Creditors petitioning for bankruptcy must carefully consider offers to settle debts and make a reasonable decision based on the circumstances.
A bankrupt sought permission to appeal his bankruptcy order on the basis that the Deputy District Judge incorrectly held that the petitioning creditor did not act unreasonably in rejecting the bankrupt’s offer to compound the debt and, therefore, ought to have dismissed the petition pursuant to Section 271(3) of the Insolvency Act 1986.
- For the rejection of an offer to be held unreasonable by the Court, it must be shown by the debtor that no reasonable hypothetical creditor would have rejected their offer. It is an objective test. The Court will consider all relevant factors and the reasonable hypothetical creditor is not obliged to show patience.
- On the facts, the petitioning creditor did not act unreasonably. The bankrupt’s offer to compound the debt extended to less than a quarter of his liability, it was not for a cash sum but a half-share in the equity of a shared home (which would be problematic to realise) and the petitioning creditor could show that it had not rejected the offer due to internal policy.
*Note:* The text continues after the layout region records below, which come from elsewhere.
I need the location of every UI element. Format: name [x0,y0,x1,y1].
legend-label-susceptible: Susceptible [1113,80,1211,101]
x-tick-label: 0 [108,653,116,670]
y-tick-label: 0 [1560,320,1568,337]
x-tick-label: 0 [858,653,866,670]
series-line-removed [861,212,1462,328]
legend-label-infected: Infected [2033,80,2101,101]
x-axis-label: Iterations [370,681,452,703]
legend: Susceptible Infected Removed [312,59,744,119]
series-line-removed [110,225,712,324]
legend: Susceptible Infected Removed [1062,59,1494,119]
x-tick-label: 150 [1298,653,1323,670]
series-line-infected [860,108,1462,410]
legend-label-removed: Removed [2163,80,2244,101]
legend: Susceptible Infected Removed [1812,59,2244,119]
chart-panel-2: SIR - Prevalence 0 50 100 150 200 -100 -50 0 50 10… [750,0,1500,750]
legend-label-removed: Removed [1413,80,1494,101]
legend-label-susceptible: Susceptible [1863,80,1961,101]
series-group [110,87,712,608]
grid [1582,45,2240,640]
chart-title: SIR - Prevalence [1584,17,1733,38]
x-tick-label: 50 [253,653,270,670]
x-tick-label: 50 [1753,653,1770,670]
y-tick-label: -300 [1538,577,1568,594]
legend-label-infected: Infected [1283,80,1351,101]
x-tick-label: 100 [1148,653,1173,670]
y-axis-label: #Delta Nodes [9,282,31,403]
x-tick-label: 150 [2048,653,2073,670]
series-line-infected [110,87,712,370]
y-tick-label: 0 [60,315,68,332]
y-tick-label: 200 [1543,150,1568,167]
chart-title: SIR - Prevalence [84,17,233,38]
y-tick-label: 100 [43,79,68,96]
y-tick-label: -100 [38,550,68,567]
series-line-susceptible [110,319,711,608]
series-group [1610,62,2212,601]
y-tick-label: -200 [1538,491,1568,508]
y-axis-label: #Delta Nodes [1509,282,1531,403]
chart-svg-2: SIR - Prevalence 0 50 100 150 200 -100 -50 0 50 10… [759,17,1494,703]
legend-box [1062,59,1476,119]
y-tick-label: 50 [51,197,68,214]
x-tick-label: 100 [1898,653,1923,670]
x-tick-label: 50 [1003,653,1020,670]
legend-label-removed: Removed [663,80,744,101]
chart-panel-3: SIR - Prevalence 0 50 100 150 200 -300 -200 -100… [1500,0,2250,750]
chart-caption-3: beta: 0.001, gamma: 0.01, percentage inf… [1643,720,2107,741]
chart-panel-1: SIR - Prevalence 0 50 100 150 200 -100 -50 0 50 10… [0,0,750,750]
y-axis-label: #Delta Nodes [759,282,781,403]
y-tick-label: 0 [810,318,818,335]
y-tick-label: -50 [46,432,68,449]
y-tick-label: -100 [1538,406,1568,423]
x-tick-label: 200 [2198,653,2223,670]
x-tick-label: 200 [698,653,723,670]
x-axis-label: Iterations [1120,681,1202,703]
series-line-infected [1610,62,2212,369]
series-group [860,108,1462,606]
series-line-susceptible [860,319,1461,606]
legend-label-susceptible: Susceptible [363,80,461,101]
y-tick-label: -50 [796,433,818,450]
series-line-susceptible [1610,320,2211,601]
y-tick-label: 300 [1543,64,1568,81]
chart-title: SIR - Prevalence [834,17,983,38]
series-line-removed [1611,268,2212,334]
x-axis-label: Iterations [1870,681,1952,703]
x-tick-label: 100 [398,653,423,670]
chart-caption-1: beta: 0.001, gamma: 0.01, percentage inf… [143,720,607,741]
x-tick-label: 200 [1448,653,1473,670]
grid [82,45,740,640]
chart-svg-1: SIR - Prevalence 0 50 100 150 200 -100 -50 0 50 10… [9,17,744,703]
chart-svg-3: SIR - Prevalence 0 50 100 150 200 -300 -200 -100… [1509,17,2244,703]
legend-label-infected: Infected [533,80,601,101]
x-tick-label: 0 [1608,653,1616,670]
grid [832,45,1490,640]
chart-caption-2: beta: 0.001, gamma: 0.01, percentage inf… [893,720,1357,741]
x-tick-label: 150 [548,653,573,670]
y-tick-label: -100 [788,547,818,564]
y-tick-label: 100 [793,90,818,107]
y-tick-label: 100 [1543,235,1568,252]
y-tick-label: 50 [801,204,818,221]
The decision highlights the importance of petitioning creditors considering offers to settle debts carefully. Petitioning creditors should be able to show that they have considered the relevant offer and, in rejecting it, have made a reasonable decision based on the circumstances. Rejections based on (for example) internal policy, unsupported by specific factors, will not be looked on favourably by the Courts.